I carried a grenade launcher loaded with tenth-microton practice grenades. Everybody had their laser-fingers set at a point oh eight dee one, not much more than a flashlight. This was a simulated attack — the bunker and its robot defender cost too much to use once and be thrown away.
‘Team B, follow. Team leaders, take over.’
We approached a clump of boulders at about the halfway mark, and Potter, my team leader, said, ‘Stop and cover.’ We clustered behind the rocks and waited for Team B.
Barely visible in their blackened suits, the dozen men and women whispered by us
. As soon as they were clear, they jogged left, out of our line of sight.
‘Fire!’ Red circles of light danced a half-klick down-range, where the bunker was just visible. Five hundred meters was the limit for these practice grenades; but I might luck out, so I lined the launcher up on the image of the bunker, held it at a forty-five degree angle and popped off a salvo of three.
Return fire from the bunker started before my grenades even landed. Its automatic lasers were no more powerful than the ones we were using, but a direct hit would deactivate your image converter, leaving you blind. It was setting down a random field of fire, not even coming close to the boulders we were hiding behind.
Three magnesium-bright flashes blinked simultaneously about thirty meters short of the bunker. ‘Mandella! I thought you were supposed to be good with that thing.’
‘Damn it, Potter — it only throws half a klick. Once we get closer, I’ll lay ’em right on top, every time.’
‘Sure you will.’ I didn’t say anything. She wouldn’t be team leader forever. Besides, she hadn’t been such a bad girl before the power went to her head.
Since the grenadier is the assistant team leader, I was slaved into Potter’s radio and could hear B team talk to her.
‘Potter, this is Freeman. Losses?’
‘Potter here — no, looks like they were concentrating on you.’
‘Yeah, we lost three. Right now we’re in a depression about eighty, a hundred meters down from you. We can give cover whenever you’re ready.’
‘OK, start.’ Soft click: ‘A team, follow me.’ She slid out from behind the rock and turned on the faint pink beacon beneath her powerpack. I turned on mine and moved out to run alongside of her, and the rest of the team fanned out in a trailing wedge. Nobody fired while B team laid down a cover for us.
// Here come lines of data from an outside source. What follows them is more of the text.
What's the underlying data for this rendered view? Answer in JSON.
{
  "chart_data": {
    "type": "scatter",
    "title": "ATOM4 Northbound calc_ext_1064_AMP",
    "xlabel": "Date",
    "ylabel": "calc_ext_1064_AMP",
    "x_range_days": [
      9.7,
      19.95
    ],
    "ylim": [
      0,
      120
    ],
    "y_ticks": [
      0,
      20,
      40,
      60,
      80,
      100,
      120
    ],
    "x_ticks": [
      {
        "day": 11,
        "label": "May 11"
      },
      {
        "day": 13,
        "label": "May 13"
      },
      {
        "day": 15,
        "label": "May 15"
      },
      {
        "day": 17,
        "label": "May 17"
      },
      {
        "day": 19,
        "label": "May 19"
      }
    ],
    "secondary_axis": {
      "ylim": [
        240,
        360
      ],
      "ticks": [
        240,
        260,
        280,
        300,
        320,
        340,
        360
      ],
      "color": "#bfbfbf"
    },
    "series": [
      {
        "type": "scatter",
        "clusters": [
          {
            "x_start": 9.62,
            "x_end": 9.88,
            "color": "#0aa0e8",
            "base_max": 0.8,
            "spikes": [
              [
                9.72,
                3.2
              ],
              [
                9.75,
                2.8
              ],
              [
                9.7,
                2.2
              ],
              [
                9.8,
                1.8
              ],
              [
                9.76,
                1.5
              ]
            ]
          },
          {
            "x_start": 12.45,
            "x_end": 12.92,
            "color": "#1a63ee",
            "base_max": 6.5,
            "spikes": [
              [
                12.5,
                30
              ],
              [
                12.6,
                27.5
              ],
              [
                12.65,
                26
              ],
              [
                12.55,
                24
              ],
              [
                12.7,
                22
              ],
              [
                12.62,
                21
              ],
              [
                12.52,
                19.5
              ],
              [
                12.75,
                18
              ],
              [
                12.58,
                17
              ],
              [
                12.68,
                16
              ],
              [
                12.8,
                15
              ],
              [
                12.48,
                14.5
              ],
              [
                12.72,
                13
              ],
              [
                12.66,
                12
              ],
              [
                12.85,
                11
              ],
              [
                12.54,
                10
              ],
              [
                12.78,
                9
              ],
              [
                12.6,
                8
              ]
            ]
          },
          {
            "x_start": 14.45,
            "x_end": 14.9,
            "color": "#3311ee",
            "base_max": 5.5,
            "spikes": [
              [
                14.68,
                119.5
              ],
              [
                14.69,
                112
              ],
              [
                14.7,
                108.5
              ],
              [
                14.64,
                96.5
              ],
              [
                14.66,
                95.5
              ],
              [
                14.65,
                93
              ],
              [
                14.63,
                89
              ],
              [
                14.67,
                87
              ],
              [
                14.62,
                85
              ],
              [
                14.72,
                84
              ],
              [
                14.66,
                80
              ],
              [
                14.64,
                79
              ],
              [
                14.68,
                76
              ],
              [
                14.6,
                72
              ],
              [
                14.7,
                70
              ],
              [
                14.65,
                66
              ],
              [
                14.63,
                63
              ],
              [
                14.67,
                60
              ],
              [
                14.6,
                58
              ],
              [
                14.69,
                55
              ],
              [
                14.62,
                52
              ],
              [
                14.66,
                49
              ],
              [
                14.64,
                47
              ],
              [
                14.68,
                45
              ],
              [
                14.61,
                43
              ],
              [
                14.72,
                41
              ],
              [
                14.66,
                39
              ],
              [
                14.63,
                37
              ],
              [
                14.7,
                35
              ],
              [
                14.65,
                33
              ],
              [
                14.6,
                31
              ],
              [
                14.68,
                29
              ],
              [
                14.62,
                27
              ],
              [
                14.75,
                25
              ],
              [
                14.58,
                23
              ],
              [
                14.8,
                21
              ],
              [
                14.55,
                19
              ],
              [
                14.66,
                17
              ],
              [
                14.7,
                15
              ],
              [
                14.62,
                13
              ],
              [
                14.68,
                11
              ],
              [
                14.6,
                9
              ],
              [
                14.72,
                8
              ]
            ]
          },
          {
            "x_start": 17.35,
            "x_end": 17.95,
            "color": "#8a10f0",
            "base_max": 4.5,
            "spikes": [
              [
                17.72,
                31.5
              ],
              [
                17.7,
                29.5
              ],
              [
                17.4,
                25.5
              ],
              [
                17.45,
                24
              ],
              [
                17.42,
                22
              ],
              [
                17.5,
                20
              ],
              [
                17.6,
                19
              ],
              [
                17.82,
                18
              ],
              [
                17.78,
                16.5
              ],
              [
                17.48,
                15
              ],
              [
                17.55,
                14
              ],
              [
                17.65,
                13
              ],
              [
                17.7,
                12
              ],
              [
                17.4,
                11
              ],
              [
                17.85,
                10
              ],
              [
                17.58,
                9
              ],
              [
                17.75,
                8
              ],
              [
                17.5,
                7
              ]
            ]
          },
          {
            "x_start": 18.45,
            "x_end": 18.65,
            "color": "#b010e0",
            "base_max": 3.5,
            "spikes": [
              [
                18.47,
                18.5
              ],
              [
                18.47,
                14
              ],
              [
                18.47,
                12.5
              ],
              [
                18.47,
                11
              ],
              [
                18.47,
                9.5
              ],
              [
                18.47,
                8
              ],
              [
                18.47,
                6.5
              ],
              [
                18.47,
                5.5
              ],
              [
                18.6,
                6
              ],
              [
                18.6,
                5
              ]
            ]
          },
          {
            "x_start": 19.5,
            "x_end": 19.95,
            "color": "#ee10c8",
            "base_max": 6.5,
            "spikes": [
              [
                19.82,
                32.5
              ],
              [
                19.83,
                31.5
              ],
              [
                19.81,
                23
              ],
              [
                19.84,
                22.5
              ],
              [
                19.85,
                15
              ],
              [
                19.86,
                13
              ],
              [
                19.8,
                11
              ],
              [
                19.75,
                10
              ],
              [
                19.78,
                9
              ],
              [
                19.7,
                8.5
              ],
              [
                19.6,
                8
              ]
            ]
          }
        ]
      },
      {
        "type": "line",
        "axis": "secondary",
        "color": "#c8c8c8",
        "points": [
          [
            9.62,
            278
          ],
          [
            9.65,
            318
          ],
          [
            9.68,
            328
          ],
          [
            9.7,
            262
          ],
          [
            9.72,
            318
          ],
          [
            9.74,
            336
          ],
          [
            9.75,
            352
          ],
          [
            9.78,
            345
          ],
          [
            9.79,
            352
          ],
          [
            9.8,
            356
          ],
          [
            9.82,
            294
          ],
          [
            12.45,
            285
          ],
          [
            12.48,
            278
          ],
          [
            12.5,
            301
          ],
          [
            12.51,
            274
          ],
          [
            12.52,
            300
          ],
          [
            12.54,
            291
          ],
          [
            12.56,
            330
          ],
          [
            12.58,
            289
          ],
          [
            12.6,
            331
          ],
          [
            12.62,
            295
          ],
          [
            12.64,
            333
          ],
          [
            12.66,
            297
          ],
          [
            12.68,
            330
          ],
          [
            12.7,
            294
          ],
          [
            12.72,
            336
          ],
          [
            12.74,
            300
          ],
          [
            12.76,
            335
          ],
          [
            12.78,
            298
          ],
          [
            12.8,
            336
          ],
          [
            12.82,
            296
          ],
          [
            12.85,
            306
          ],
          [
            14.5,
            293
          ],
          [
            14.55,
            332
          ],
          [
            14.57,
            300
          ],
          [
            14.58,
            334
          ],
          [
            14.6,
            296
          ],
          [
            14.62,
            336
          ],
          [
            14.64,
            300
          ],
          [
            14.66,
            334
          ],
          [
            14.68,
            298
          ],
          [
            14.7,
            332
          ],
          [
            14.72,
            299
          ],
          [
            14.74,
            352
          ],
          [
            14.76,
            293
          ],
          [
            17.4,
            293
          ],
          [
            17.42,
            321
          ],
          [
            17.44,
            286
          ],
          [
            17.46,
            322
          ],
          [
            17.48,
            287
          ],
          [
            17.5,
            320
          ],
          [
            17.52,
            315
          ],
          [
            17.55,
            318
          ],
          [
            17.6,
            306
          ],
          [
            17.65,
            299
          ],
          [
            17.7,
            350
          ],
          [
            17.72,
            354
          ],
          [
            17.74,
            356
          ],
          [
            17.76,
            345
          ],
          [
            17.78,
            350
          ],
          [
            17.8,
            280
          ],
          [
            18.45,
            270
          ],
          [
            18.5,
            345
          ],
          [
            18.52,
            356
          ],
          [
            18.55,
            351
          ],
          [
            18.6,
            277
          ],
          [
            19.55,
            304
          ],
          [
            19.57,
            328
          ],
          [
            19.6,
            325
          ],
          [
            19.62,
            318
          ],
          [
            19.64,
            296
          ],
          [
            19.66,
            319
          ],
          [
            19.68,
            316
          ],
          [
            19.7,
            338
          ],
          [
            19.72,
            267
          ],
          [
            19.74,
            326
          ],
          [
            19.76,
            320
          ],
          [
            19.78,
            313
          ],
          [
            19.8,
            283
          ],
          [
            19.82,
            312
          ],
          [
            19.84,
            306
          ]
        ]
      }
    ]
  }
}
All I could hear was Potter’s breathing and the soft crunch-crunch of my boots. Couldn’t see much of anything, so I tongued the image converter up to a log two intensification. That made the image kind of blurry but adequately bright. Looked like the bunker had B team pretty well pinned down; they were getting quite a roasting. All of their return fire was laser. They must have lost their grenadier.